PIN proteins are transport molecules found in the cell membrane that allow auxin to leave a cell. Their non-symmetrical distribution determines how auxin travels between cells through a plant.
In the plant style, however, Laila noticed something a bit different.
In fact, the style itself is a bit different. The carpel is made up of two modified leaves that join to form a tube. They’re bilaterally symmetrical – in that they resemble a mirror image. The style, which caps the tube, has radial symmetry, like a starfish.
“When I was looking at the gynoecium tip, I noticed that the PIN proteins were completely apolar,” she tells us. “That meant auxin was distributed all the way around, which was driving development of this radially symmetrical structure.”
When auxin is taken away, the organ reverts to bilateral symmetry and the carpel is not capped.
The goal of Laila’s group is to find the mechanisms used by all organs to develop radial or bilateral symmetry.
“Symmetry is one of the most fundamental aspects of how organs develop their shape,” says Laila. “As with maths, physics, and famously through art, symmetry is central to plants.
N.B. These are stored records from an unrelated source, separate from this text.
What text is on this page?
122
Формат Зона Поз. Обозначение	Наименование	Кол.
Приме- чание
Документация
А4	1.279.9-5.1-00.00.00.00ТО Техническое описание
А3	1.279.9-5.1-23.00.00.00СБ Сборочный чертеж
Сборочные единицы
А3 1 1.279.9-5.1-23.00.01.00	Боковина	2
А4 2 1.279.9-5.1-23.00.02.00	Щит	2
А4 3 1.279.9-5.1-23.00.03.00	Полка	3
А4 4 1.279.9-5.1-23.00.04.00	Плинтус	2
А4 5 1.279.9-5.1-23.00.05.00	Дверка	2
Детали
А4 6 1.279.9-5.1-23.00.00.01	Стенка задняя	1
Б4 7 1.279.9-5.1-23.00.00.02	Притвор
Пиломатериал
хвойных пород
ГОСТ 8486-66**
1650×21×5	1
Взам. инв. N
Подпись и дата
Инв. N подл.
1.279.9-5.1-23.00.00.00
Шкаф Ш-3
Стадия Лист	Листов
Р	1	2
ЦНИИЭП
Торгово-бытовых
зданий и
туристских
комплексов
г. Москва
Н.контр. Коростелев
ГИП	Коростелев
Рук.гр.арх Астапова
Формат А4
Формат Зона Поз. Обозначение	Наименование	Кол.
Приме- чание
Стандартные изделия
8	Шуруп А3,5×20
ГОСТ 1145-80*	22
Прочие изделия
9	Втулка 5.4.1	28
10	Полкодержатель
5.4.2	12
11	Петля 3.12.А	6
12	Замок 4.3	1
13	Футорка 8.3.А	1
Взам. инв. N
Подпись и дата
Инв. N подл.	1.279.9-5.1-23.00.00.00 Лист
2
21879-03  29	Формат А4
It leads to the development of leaves, flowers – and the shapes generated give organs their unique functions.”
Auxins and evolution
“Now we understand auxin’s central role, we want to understand the consequences,” says Laila. “How do the cells divide in these parts of the plant? What is the cell cycle machinery that responds to auxin?”
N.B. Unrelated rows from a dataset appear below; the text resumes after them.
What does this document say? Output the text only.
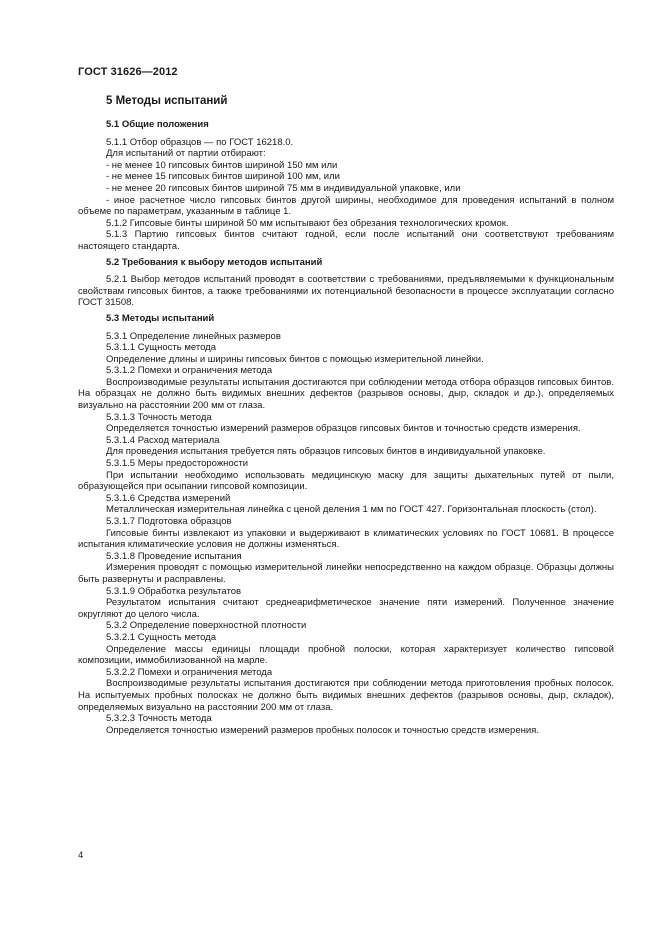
ГОСТ 31626—2012

5 Методы испытаний

5.1 Общие положения

5.1.1 Отбор образцов — по ГОСТ 16218.0.

Для испытаний от партии отбирают:

- не менее 10 гипсовых бинтов шириной 150 мм или

- не менее 15 гипсовых бинтов шириной 100 мм, или

- не менее 20 гипсовых бинтов шириной 75 мм в индивидуальной упаковке, или

- иное расчетное число гипсовых бинтов другой ширины, необходимое для проведения испытаний в полном объеме по параметрам, указанным в таблице 1.

5.1.2 Гипсовые бинты шириной 50 мм испытывают без обрезания технологических кромок.

5.1.3 Партию гипсовых бинтов считают годной, если после испытаний они соответствуют требованиям настоящего стандарта.

5.2 Требования к выбору методов испытаний

5.2.1 Выбор методов испытаний проводят в соответствии с требованиями, предъявляемыми к функциональным свойствам гипсовых бинтов, а также требованиями их потенциальной безопасности в процессе эксплуатации согласно ГОСТ 31508.

5.3 Методы испытаний

5.3.1 Определение линейных размеров

5.3.1.1 Сущность метода

Определение длины и ширины гипсовых бинтов с помощью измерительной линейки.

5.3.1.2 Помехи и ограничения метода

Воспроизводимые результаты испытания достигаются при соблюдении метода отбора образцов гипсовых бинтов. На образцах не должно быть видимых внешних дефектов (разрывов основы, дыр, складок и др.), определяемых визуально на расстоянии 200 мм от глаза.

5.3.1.3 Точность метода

Определяется точностью измерений размеров образцов гипсовых бинтов и точностью средств измерения.

5.3.1.4 Расход материала

Для проведения испытания требуется пять образцов гипсовых бинтов в индивидуальной упаковке.

5.3.1.5 Меры предосторожности

При испытании необходимо использовать медицинскую маску для защиты дыхательных путей от пыли, образующейся при осыпании гипсовой композиции.

5.3.1.6 Средства измерений

Металлическая измерительная линейка с ценой деления 1 мм по ГОСТ 427. Горизонтальная плоскость (стол).

5.3.1.7 Подготовка образцов

Гипсовые бинты извлекают из упаковки и выдерживают в климатических условиях по ГОСТ 10681. В процессе испытания климатические условия не должны изменяться.

5.3.1.8 Проведение испытания

Измерения проводят с помощью измерительной линейки непосредственно на каждом образце. Образцы должны быть развернуты и расправлены.

5.3.1.9 Обработка результатов

Результатом испытания считают среднеарифметическое значение пяти измерений. Полученное значение округляют до целого числа.

5.3.2 Определение поверхностной плотности

5.3.2.1 Сущность метода

Определение массы единицы площади пробной полоски, которая характеризует количество гипсовой композиции, иммобилизованной на марле.

5.3.2.2 Помехи и ограничения метода

Воспроизводимые результаты испытания достигаются при соблюдении метода приготовления пробных полосок. На испытуемых пробных полосках не должно быть видимых внешних дефектов (разрывов основы, дыр, складок), определяемых визуально на расстоянии 200 мм от глаза.

5.3.2.3 Точность метода

Определяется точностью измерений размеров пробных полосок и точностью средств измерения.

4
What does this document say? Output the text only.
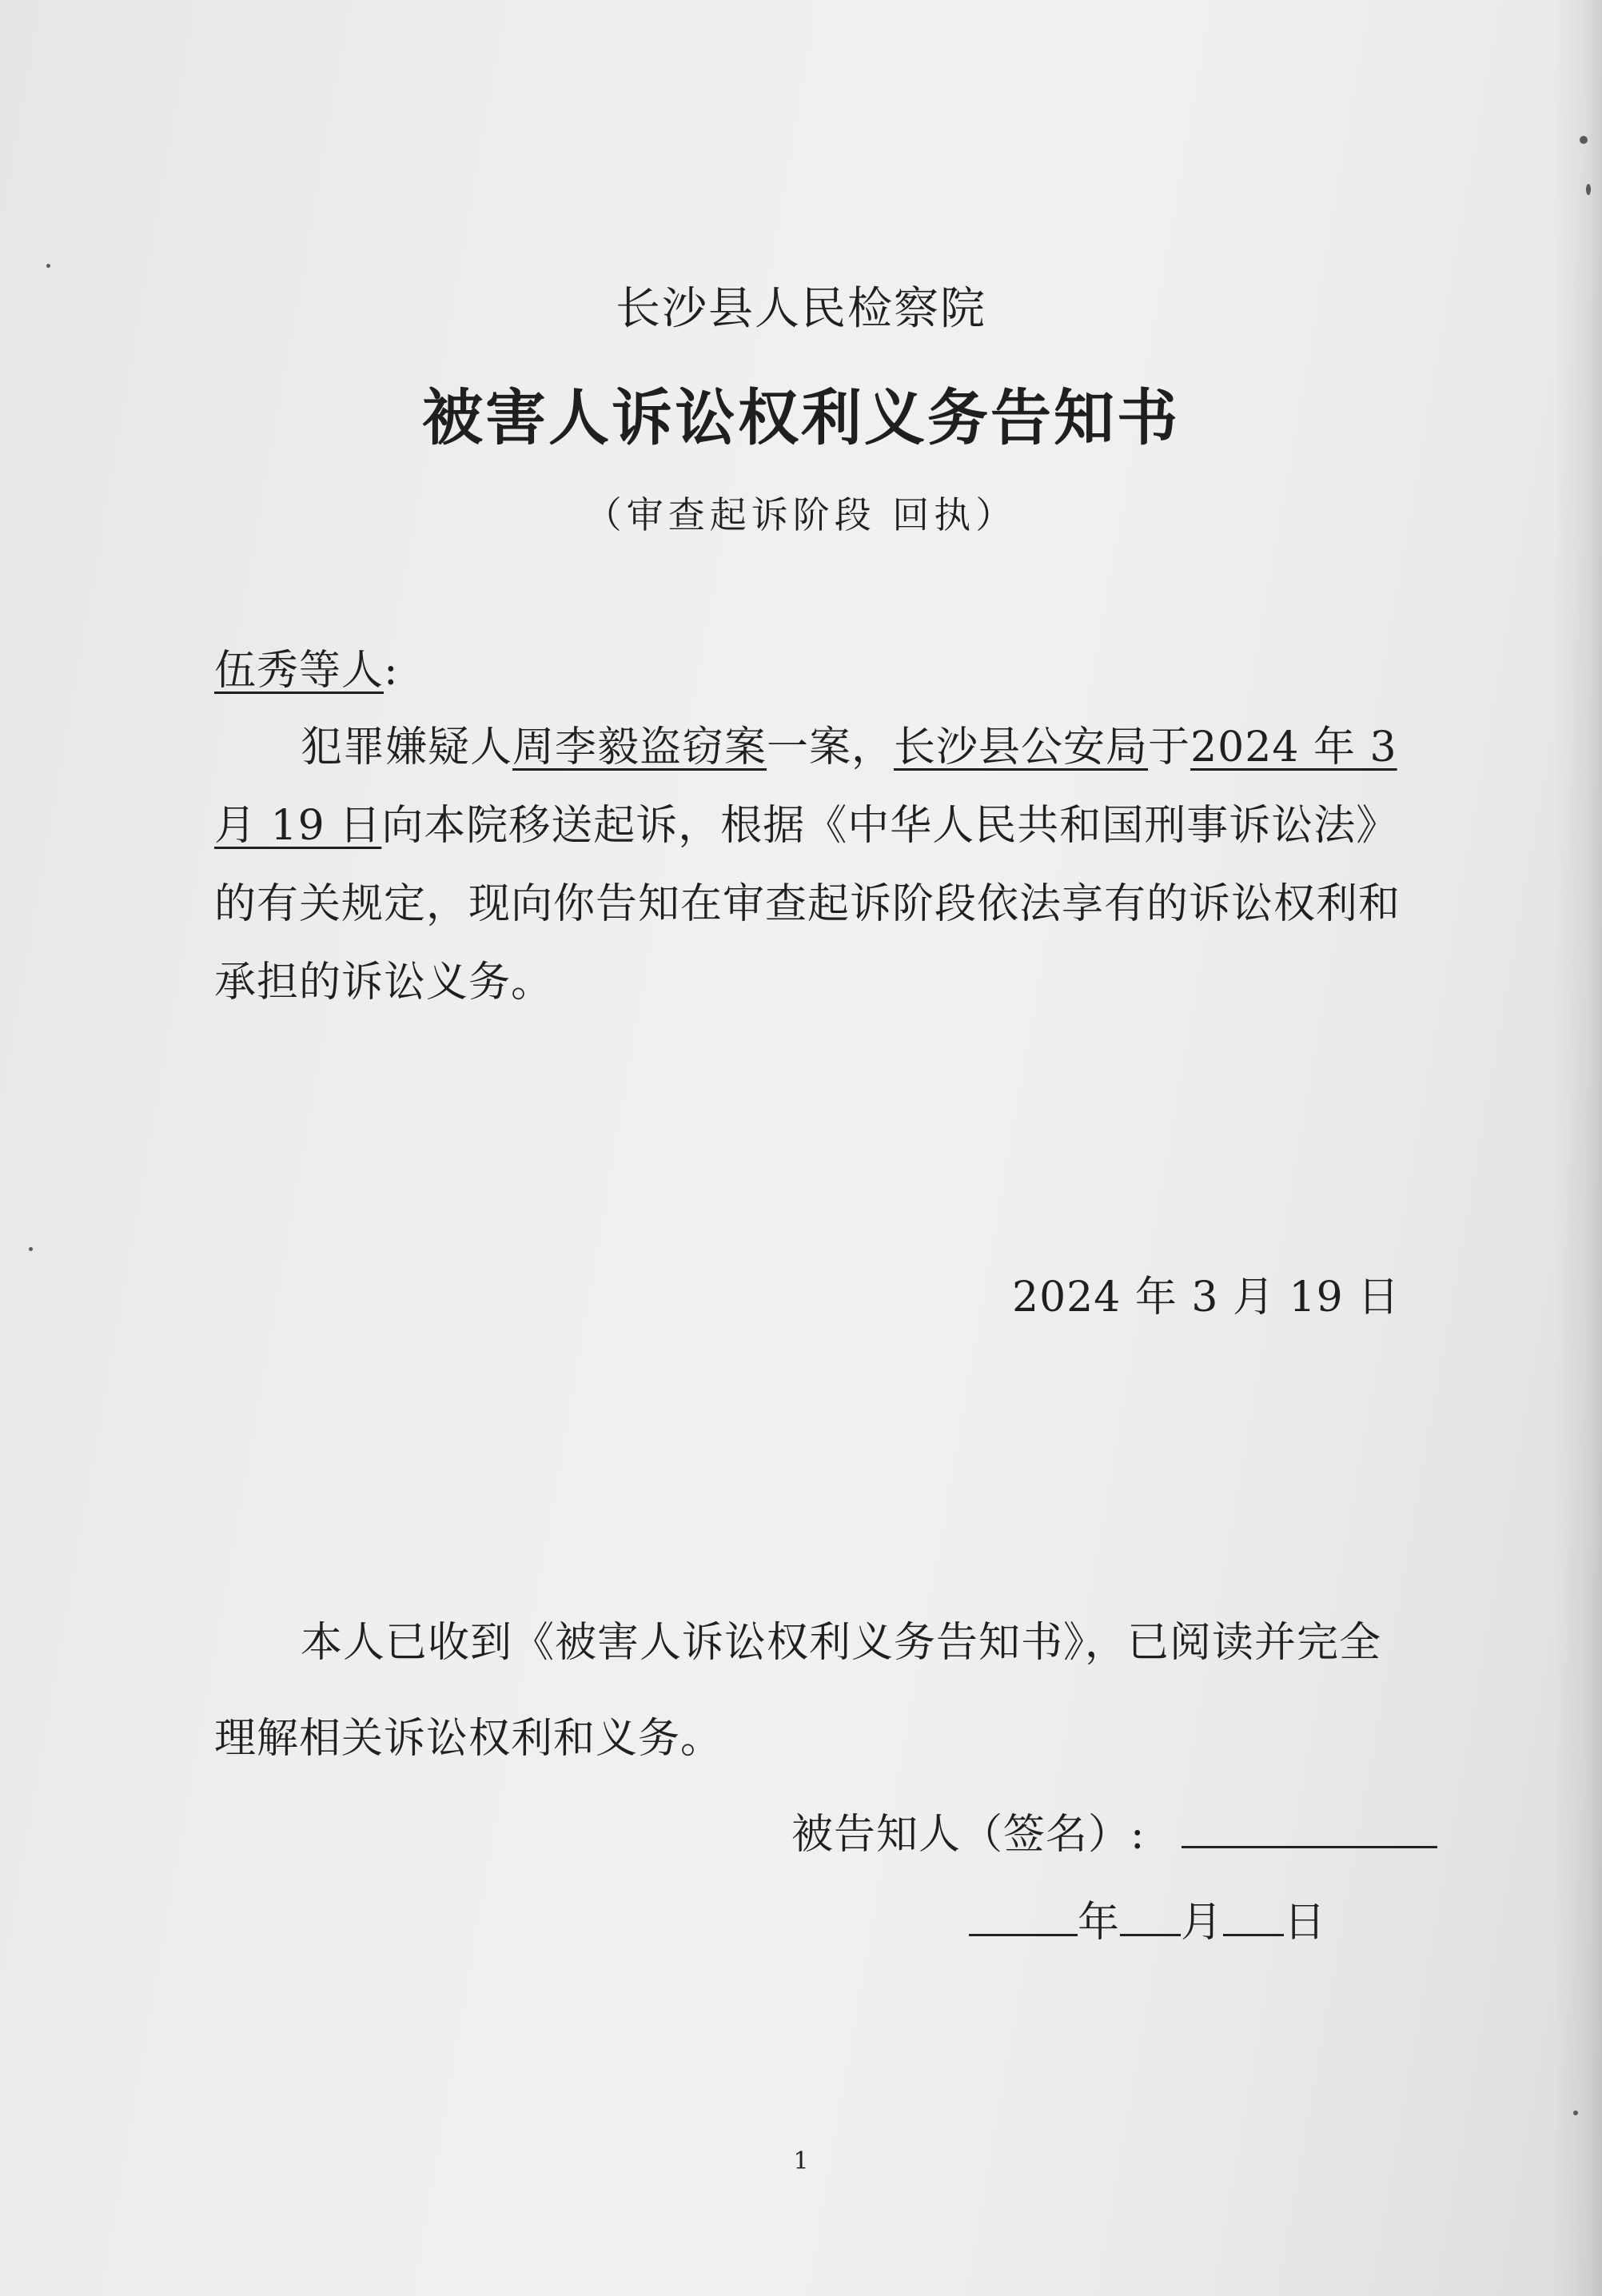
长沙县人民检察院
被害人诉讼权利义务告知书
（审查起诉阶段 回执）
伍秀等人:
犯罪嫌疑人周李毅盗窃案一案，长沙县公安局于2024 年 3
月 19 日向本院移送起诉，根据《中华人民共和国刑事诉讼法》
的有关规定，现向你告知在审查起诉阶段依法享有的诉讼权利和
承担的诉讼义务。
2024 年 3 月 19 日
本人已收到《被害人诉讼权利义务告知书》，已阅读并完全
理解相关诉讼权利和义务。
被告知人（签名）:
年 月 日
1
As well as probing deeper into auxin transport, the Moubayidin Group is also investigating a class of molecules known as cyclins, molecules that govern cell division and have been shown to play a role in symmetry, and how they interact with auxin and other plant hormones.
“The long aim,” says Laila, “is to look into evolution due to this amazing diversity of shape and function, which symmetry is at the heart of. It’s fascinating that this central mechanism, from a common blueprint, can be changed in so many ways.”
Revealing these evolutionary stories, and the varied roles of auxin, also has an impact on how we understand and can improve our crops.
“To be able to understand gynoecium formation, efficient fertilisation, and seed production,” concludes Lars. “It’s important.”